Farz-ı muhal ki bir tulum var, tulumu O idare ediyor. Herkes tulumu görüyor, içeride tasarruf edeni görmüyor.

Görünmeyen bilinmeyen bir kişiyle arkadaşlık olmaz. Göreceksin, bileceksin, tanıyacaksın ki sana arkadaşlık yapsın. O sana duyuracak, O sana duyurmadıkça duyamazsın. Bu “Hakk’al-yakîn” bir ilimdir, diğerleri ise “Ayn’el-yakîn”dir.

Sen maskeden ibaretsin. O sana kendini duyuracak, O sana kendini gösterecek ve bildirecek ki bilmiş ve görmüş olasın. Hep O, hep O’ndan... Maskenin ne hükmü var, bir kâğıt parçası!.. Senin kâğıt parçasından ne farkın var? Senin masken etten, onu da halkeden O...

Hallâc-ı Mansur -kuddise sırruh- Hazretleri Hâtemü’l-evliyâ olan zâta işaret ederek şöyle söylemiştir:

“Allah kullarından bir kulu en büyük dostu yapmayı dilediği vakit; ona zikir kapısını açar, yakınlık kapısını ona aralar, onu Tevhid kürsüsünün üzerinde oturtur, sonra da ondan perdeyi kaldırarak, müşâhade yolu ile ona ‘ferdâniyyet’i gösterir. O ‘ferdâniyyet’; yani ‘teklik’ evine girer, O’nun kibriyâ ve cemâlini keşfeder. Gözü Cemâl’e ilişince de, artık kendisi diye bir şey kalmaz. Fâni olan (bu) kul, o an Hakk ile bâkî olur. Sübhan olan Allah’ın himâyesinde o, nefsin dâvâlarından uzak olur.” (Kitâbü’t-Temhîdât, s. 68)
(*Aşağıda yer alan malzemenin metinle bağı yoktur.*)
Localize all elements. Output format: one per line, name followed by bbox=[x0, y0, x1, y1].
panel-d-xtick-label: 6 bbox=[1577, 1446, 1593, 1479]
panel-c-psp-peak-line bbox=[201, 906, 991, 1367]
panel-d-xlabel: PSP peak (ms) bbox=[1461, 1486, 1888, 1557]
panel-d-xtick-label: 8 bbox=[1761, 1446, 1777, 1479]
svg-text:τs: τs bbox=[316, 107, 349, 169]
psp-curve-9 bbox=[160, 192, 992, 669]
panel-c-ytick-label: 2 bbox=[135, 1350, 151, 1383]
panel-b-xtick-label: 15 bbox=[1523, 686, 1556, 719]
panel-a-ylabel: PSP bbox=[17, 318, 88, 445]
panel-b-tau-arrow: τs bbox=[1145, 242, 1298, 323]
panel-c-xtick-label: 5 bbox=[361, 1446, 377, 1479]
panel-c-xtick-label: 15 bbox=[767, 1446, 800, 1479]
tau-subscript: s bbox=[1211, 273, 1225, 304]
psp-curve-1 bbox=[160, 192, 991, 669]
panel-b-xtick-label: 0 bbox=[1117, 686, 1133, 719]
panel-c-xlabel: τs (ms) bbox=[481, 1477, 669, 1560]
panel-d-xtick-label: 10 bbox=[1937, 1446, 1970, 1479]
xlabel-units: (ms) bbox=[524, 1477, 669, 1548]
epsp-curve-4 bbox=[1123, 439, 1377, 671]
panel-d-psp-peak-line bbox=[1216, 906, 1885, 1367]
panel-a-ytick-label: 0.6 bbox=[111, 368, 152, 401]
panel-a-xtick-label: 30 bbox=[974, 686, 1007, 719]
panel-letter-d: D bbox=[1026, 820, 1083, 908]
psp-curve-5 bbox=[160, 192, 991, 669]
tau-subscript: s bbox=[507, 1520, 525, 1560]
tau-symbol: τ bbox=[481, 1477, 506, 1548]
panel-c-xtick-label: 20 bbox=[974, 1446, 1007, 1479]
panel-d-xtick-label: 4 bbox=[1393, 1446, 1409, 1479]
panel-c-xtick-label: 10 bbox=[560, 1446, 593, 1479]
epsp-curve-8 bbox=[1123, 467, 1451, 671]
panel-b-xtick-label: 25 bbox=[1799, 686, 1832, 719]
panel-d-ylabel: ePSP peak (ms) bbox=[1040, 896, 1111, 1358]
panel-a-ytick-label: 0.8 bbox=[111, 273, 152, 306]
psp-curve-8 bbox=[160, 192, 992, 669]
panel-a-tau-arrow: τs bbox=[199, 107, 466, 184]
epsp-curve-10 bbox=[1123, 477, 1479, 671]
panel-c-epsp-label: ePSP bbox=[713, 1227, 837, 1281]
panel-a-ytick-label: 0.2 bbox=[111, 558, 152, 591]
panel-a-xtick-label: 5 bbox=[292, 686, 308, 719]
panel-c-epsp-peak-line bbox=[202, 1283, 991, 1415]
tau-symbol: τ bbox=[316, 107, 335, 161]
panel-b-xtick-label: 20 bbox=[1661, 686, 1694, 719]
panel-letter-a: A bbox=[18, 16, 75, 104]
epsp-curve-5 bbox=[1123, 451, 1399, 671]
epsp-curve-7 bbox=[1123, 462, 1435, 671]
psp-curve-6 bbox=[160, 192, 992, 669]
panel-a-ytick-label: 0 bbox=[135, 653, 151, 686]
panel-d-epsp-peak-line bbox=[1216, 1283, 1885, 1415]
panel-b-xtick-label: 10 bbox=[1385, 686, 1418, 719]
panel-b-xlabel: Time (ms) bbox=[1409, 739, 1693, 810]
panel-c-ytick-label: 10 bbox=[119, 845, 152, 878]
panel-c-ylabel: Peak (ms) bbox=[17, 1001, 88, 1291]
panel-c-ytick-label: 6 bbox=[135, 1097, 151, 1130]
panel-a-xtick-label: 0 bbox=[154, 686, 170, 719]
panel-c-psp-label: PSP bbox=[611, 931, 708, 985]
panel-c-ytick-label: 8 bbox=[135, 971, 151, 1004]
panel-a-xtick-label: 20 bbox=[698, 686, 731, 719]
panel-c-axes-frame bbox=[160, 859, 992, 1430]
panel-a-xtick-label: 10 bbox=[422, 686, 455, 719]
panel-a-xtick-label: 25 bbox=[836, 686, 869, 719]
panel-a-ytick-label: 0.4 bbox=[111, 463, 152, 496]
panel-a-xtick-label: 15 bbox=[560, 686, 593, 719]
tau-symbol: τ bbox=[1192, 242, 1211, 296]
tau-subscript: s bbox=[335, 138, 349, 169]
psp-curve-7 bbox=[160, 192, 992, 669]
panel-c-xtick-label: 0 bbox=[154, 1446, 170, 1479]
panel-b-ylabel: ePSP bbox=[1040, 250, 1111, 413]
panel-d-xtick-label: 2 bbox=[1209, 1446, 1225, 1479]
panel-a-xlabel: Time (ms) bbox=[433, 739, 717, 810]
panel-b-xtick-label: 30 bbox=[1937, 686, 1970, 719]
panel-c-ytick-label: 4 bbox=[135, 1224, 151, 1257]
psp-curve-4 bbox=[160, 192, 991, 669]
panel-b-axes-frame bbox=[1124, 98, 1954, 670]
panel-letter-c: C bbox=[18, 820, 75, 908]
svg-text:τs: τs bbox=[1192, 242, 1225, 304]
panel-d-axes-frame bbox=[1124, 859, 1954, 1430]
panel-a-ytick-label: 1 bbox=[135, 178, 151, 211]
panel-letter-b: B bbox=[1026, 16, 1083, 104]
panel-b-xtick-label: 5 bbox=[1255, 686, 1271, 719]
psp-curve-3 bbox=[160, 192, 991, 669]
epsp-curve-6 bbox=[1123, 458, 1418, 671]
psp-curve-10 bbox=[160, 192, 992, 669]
Bunun sırrını size arzedelim: Farz-ı muhal ki senin en yakın bir dostun var. Fakat Allah-u Teâlâ’dan daha yakın bir dost olamaz, Vallâhi olmaz! O’nu bulan dostu neyler? Dost olarak O yeter!

“Şüphesiz ki benim dostum, Kitap’ı indiren Allah’tır. Sâlihlerin işlerini O görür.” (A’râf: 196)

Allah muhabbeti öyle bir muhabettir!

Allah-u Teâlâ ona bin tane can verse, bin tane de cânan verse, o Allah-u Teâlâ’yı tercih eder, bin canından da bin cânânından da vazgeçer.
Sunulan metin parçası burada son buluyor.